И смолкла, словно давая закончить за себя господинчику, что пошел бить ножкой и того проворнее, а приплясывать в целом и того энергичнее:

– …в связи с чем бы то ни было!

Редкий волос на голове птицБаунти встал дыбом: «Трупоеды! Трупоеды они есть!»

Сам же он завертелся вокруг себя как ошпаренный:

– О да, да! Великое да!

– Ты не весел, мужичок? – спросила кошечка и глазом нацелилась на Петровича. Собственно, выгнула спинку, вся похолодела шерстью, изготовилась к прыжку, выпустив звонкие коготки.

– Бежим! – успела шепнуть Кенька заглядевшемуся Петровичу – Неровен час, съест ведь нас, проклятая!

И первая обратно вспорхнула на карниз, за нею Петрович. В четыре глаза нагнулись сверху, стали смотреть дальше.

Кошечка облизнулась, сопроводив их долгим взглядом, потом проговорила с задумчивостью:

– Не весел, значит, ты, старик?

Но напрасно она манила бдительного Петровича городскими глазами и другой женской уловкой.

– А чего же ему веселиться? – рассудительно заметил господин впереди и снова стал бить ножкой. Холодильник понесли дальше, и кошечка перепрыгнула на него.

Один рабочий отлепился от холодильника. Был он юн, нескладен, худ в шее, а в губах нежен и сладок до слез. Сомнамбулически качался он, подходя к птицБаунти, словно во сне клал руки прохладны ему на тощую грудь и говорил при том вот что:

– И голоса, и комнаты, и жизни нет, и слезы быстры, и ветер срывает их, словно не плакалось…

Последнее юный рабочий произнес и вовсе шепотом, просто тот самый ветер будто бы слетел с его губ, и в самом деле осушил набухшие глазницы.

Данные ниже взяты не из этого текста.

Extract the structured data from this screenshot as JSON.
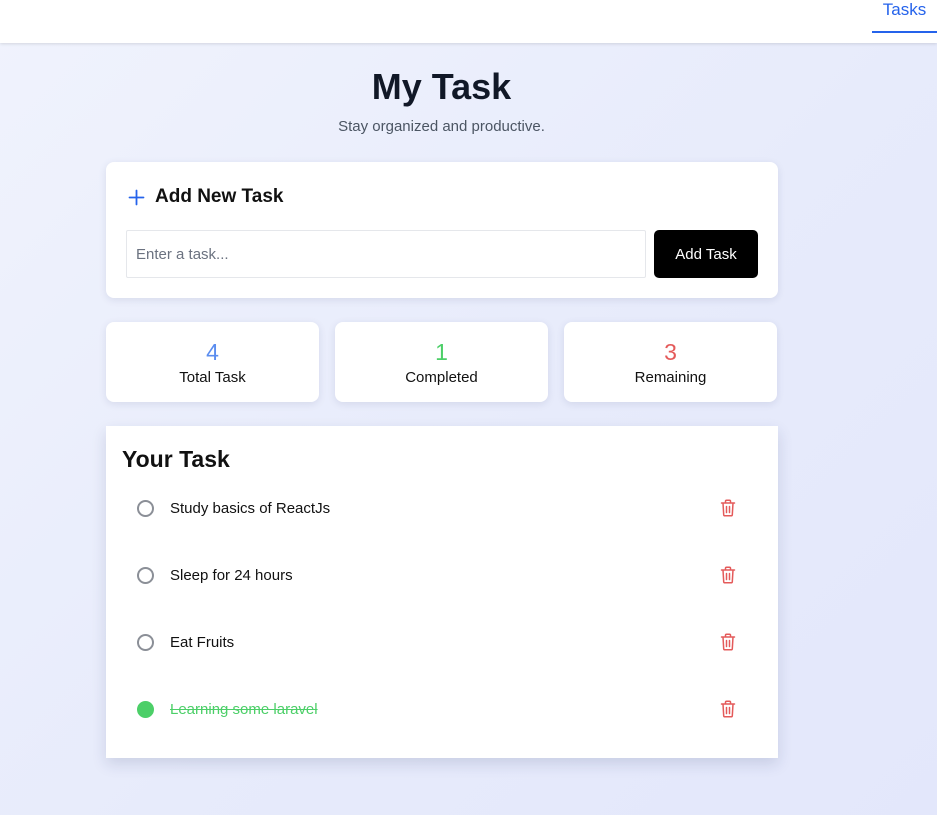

– Вона как! – закричала и противно, и трескуче Кеня вслед торопливо удаляющемуся молодому рабочему. – Вишь, юноша сказал что-то прелестное, а сам исчез, словно ветер… Фу ты, а главное лихоманку эту увезли… Сразу я поняла, что не к тебе она кралась, а ко мне в особенности…

Сказав так, она аргументированно рассудила: «Петрович, он чего – серенькай, неказистый, а я! Ну ты, фу ты! Кругленькая, бойкенькая, желтая, словно лимон колониальный…»

– Смыслу нет ни в чем, предмета нету никакого… – пробормотал Петрович, задетый загадочной речью учащегося ПТУ на практике. – Хоть ты лимон из Кипра, а хоть плевок из подворотни…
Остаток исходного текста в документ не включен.